The Rookie Review
By Joe Lozito
Life's a Pitch
Think for a moment about everything you would expect from a feel-good baseball movie - particularly one based on the story of high school baseball coach and science teacher Jim Morris who, at 35, pitched two seasons with the Tampa Bay Devil Rays. You'd probably expect to see a montage of baseball footage as the losing high school team wins the big game inspired by Coach Morris' example. Or the scene where he and his wife fight about the feasibility of leaving his family for three months to play for a Florida farm team. You might even expect an estranged father-son relationship redeemed only after Jim decides to go after his dreams. Well, if that's the case, then you will love "The Rookie". If you're looking for something new and different, look elsewhere - though in this movie season, I wouldn't know where to tell you to look.

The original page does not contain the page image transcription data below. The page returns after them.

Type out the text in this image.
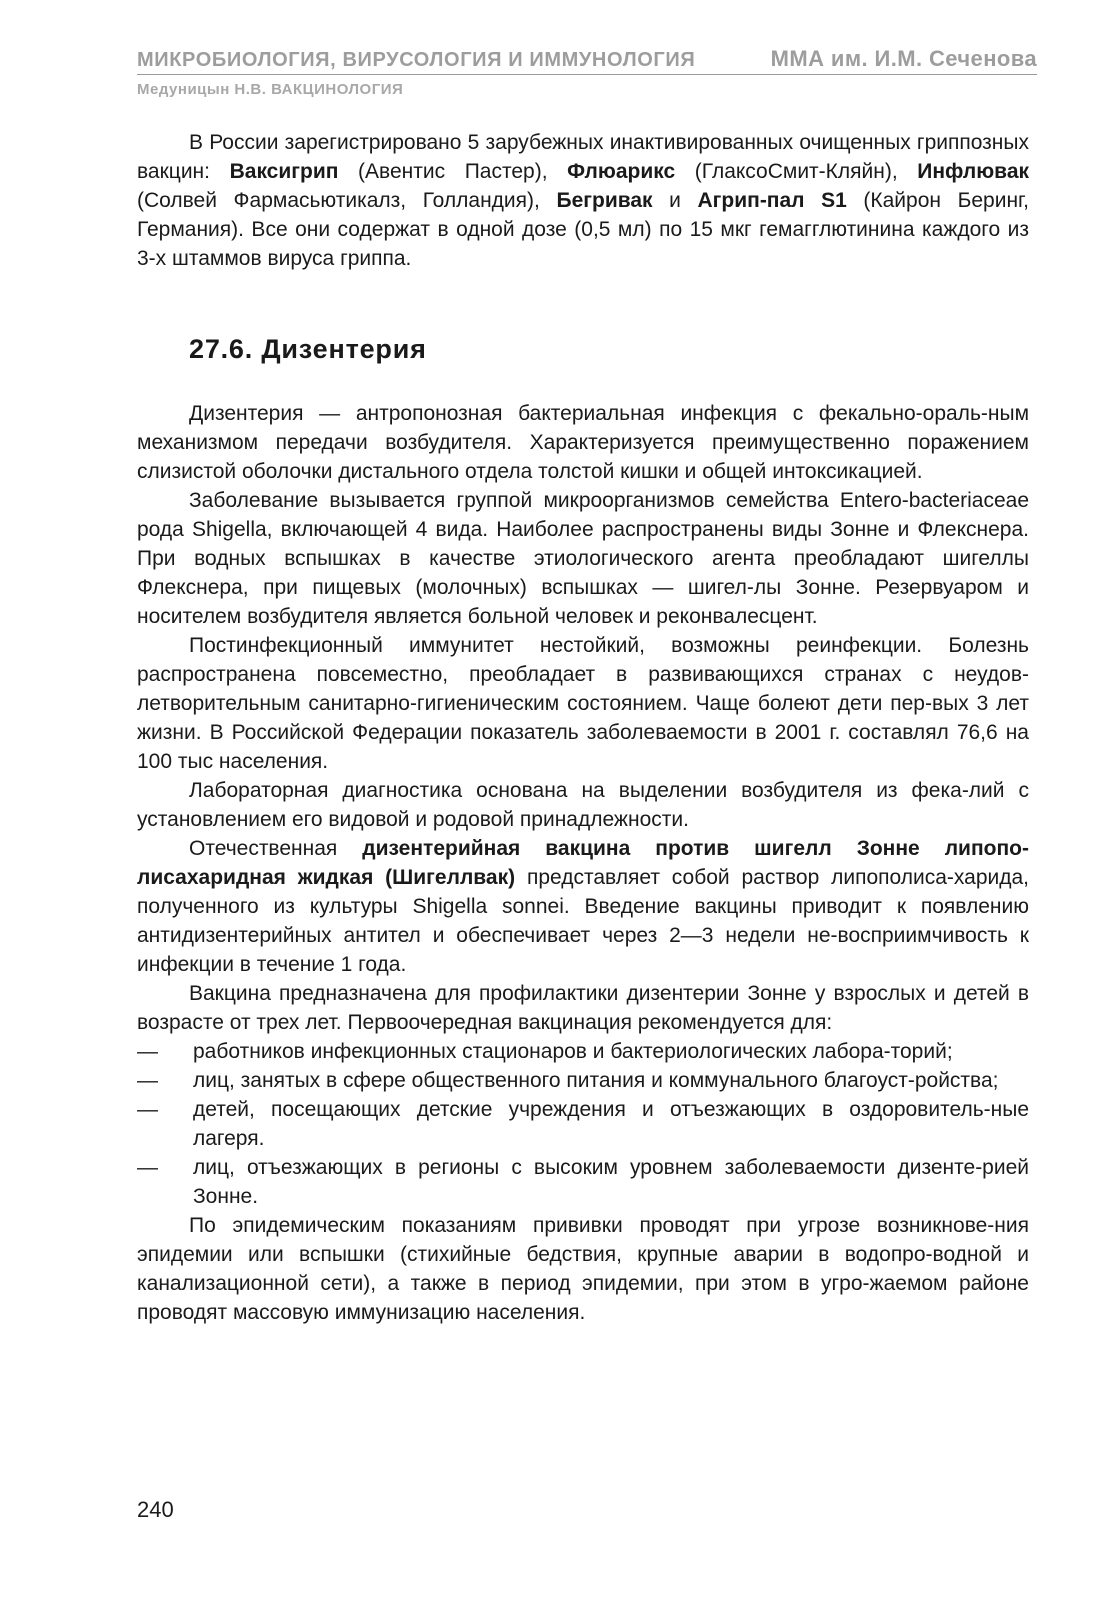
МИКРОБИОЛОГИЯ, ВИРУСОЛОГИЯ И ИММУНОЛОГИЯ	ММА им. И.М. Сеченова
Медуницын Н.В. ВАКЦИНОЛОГИЯ

В России зарегистрировано 5 зарубежных инактивированных очищенных гриппозных вакцин: Ваксигрип (Авентис Пастер), Флюарикс (ГлаксоСмит-Кляйн), Инфлювак (Солвей Фармасьютикалз, Голландия), Бегривак и Агрип-пал S1 (Кайрон Беринг, Германия). Все они содержат в одной дозе (0,5 мл) по 15 мкг гемагглютинина каждого из 3-х штаммов вируса гриппа.

27.6. Дизентерия

Дизентерия — антропонозная бактериальная инфекция с фекально-ораль-ным механизмом передачи возбудителя. Характеризуется преимущественно поражением слизистой оболочки дистального отдела толстой кишки и общей интоксикацией.

Заболевание вызывается группой микроорганизмов семейства Entero-bacteriaceae рода Shigella, включающей 4 вида. Наиболее распространены виды Зонне и Флекснера. При водных вспышках в качестве этиологического агента преобладают шигеллы Флекснера, при пищевых (молочных) вспышках — шигел-лы Зонне. Резервуаром и носителем возбудителя является больной человек и реконвалесцент.

Постинфекционный иммунитет нестойкий, возможны реинфекции. Болезнь распространена повсеместно, преобладает в развивающихся странах с неудов-летворительным санитарно-гигиеническим состоянием. Чаще болеют дети пер-вых 3 лет жизни. В Российской Федерации показатель заболеваемости в 2001 г. составлял 76,6 на 100 тыс населения.

Лабораторная диагностика основана на выделении возбудителя из фека-лий с установлением его видовой и родовой принадлежности.

Отечественная дизентерийная вакцина против шигелл Зонне липопо-лисахаридная жидкая (Шигеллвак) представляет собой раствор липополиса-харида, полученного из культуры Shigella sonnei. Введение вакцины приводит к появлению антидизентерийных антител и обеспечивает через 2—3 недели не-восприимчивость к инфекции в течение 1 года.

Вакцина предназначена для профилактики дизентерии Зонне у взрослых и детей в возрасте от трех лет. Первоочередная вакцинация рекомендуется для:

— работников инфекционных стационаров и бактериологических лабора-торий;
— лиц, занятых в сфере общественного питания и коммунального благоуст-ройства;
— детей, посещающих детские учреждения и отъезжающих в оздоровитель-ные лагеря.
— лиц, отъезжающих в регионы с высоким уровнем заболеваемости дизенте-рией Зонне.

По эпидемическим показаниям прививки проводят при угрозе возникнове-ния эпидемии или вспышки (стихийные бедствия, крупные аварии в водопро-водной и канализационной сети), а также в период эпидемии, при этом в угро-жаемом районе проводят массовую иммунизацию населения.

240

Writer Mike Rich ("Finding Forrester") takes the best moments from "Bull Durham", "The Natural", "Field of Dreams" and even "The Bad News Bears" (but not, thankfully, "The Bad News Bears Go To Japan") and weaves an old-fashioned "it's never too late to dream" tale which plays like a fantasy even though it is based in fact. Perhaps this is because Mr. Rich never goes too far into any character or situation. The story of the young high-schoolers - who bet their Coach that he must try out for the big leagues if they win the district championship - is all but dropped in the second half of the film. Likewise, the father-son relationship feels tacked on just by the fact that it's wrapped up so neatly.
However, thanks to a subtle and engaging performance by Dennis Quaid, "The Rookie" is a feel-good movie as charming and quaint as its West Texas setting. It seems as though Mr. Quaid has made his career by taking the leavings of Kevin Costner and Harrison Ford; he possesses equal quantities of Mr. Costner's salt-of-the-Earth grit and Mr. Ford's salt-of-the-Earth heroism. Now, well into his 40s, Mr. Quaid has found a role that fits him like a Texas drawl. As Jim Morris, he carries the film on his aged but capable shoulders. This is, in a way, the distant cousin of the over-the-hill quarterback he played in Oliver Stone's sensory assault "Any Given Sunday".
Mr. Quaid is assisted by scenery-loving direction by TV director John Lee Hancock, "Six Feet Under's" Rachel Griffiths in the under-used role of Mrs. Morris, and the obligatory precious, but not overly so, 8-year-old Angus T. Jones as his son.
"The Rookie" is not a home run. It may be possible that there really wasn't very much drama to Jim Morris' background or his decision to try out for the majors. If that were the case, I would almost rather have seen an A&E biography than a concocted Hollywood parable of unrealized dreams. That "almost" is thanks to Dennis Quaid.